SEC. 1108. EXCEPTION FOR VOICE SERVICES OVER THE INTERNET.
Nothing in this Act shall be construed to affect the imposition of tax on a charge for voice or similar service utilizing Internet Protocol or any successor protocol. This section shall not apply to any services that are incidental to Internet access, such as voice-capable e-mail or instant messaging.

While it has been misreported in the media and possibly misconstrued by others that this provision somehow specifically authorizes or requires the taxation of VoIP by States, nothing could be farther from the truth. This exception merely provides that the moratorium makes no inference as to the tax treatment of voice services provided over the Internet. Even Senator PATRICK LEAHY, Ranking Member of the Senate Judiciary Committee, has acknowledged the same when he stated during debate of S. 150 on the Senate floor on April 29, 2004, that "the McCain amendment [S. 150] ..... does not affect the emerging technology of Voice over Internet Protocol, VoIP." This provision does not authorize State and local governments to impose a tax on customers or require the collection of the tax by vendors. Nor does it provide that state and local taxes currently apply to VoIP services. Whether these services meet the definition of taxable telecommunications or other services under state and local statutes is a question of law and will be determined at a future date by Congress.

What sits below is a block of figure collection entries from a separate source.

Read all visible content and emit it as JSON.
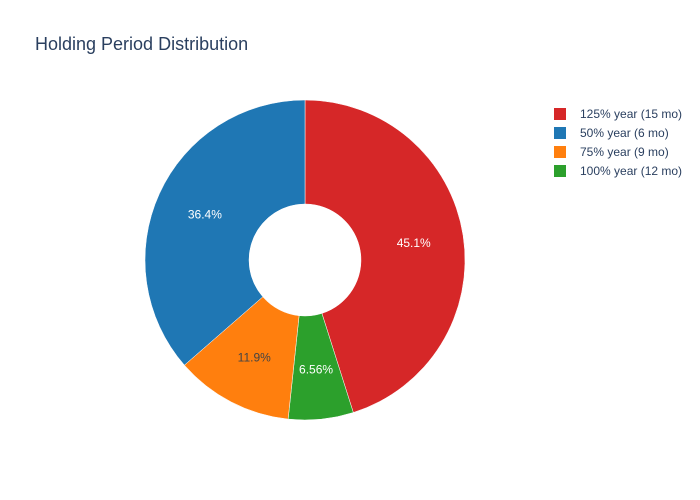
{
  "chart_data": {
    "type": "pie",
    "hole": true,
    "title": "Holding Period Distribution",
    "legend_position": "top-right",
    "slices": [
      {
        "label": "125% year (15 mo)",
        "value": 45.1,
        "text": "45.1%",
        "color": "#d62728",
        "text_color": "#ffffff"
      },
      {
        "label": "100% year (12 mo)",
        "value": 6.56,
        "text": "6.56%",
        "color": "#2ca02c",
        "text_color": "#ffffff"
      },
      {
        "label": "75% year (9 mo)",
        "value": 11.9,
        "text": "11.9%",
        "color": "#ff7f0e",
        "text_color": "#444444"
      },
      {
        "label": "50% year (6 mo)",
        "value": 36.4,
        "text": "36.4%",
        "color": "#1f77b4",
        "text_color": "#ffffff"
      }
    ],
    "legend": [
      {
        "label": "125% year (15 mo)",
        "color": "#d62728"
      },
      {
        "label": "50% year (6 mo)",
        "color": "#1f77b4"
      },
      {
        "label": "75% year (9 mo)",
        "color": "#ff7f0e"
      },
      {
        "label": "100% year (12 mo)",
        "color": "#2ca02c"
      }
    ]
  }
}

VoIP services as transactions in electronic commerce should not be burdened by the multiple and discriminatory taxes that States and localities currently apply to telecommunications services. The Federal Communications Commission (FCC) has recently ruled that VoIP is inextricably interstate by its very nature and therefore States are specifically prevented from regulating the type of VoIP provided by Vonage Holdings Corporation. However, the FCC specifically expressed no opinion on the applicability of State general laws governing entities conducting business within the State, such as laws concerning taxation, to VoIP providers. The FCC's decision, however, has ensured an environment in which VoIP can develop, prosper and grow to provide more choices for consumers and a more competitive communications industry. The FCC's decision also has ensured a greater degree of market certainty, will encourage investment, will create jobs and will prevent a misguided approach to regulating VoIP. The drafters of S. 150 had the same intent and goals in mind. In the House, 61 members joined me in sending a letter to the FCC on October 5, 2004, calling on the Commission to rule that VoIP is an interstate application and thus subject to FCC jurisdiction. The letter, signed by a bipartisan majority of the House Energy and Commerce Committee, urged a ruling that VoIP is interstate in nature and subject to the Commission's exclusive jurisdiction.

I mention all this to make the point that, because S. 150 does not determine the taxable treatment of VoIP, the issue will be dealt with in the near future in Congress where I believe, based upon the facts and goals espoused above, that a majority of both houses will agree that taxation and regulation of VoIP, if any, should be left to the Federal Government. To avoid any confusion for the future, our approval of S. 150 today does not in any way imply any support for taxation of VoIP by the States or the Federal Government. The provision was merely inserted to clarify that the moratorium does not make a decision concerning the taxability of VoIP.

Again, thanks to all those involved in this great legislative accomplishment and I look forward to working with my colleagues here in Congress to address the issues of VoIP and taxation in the near future.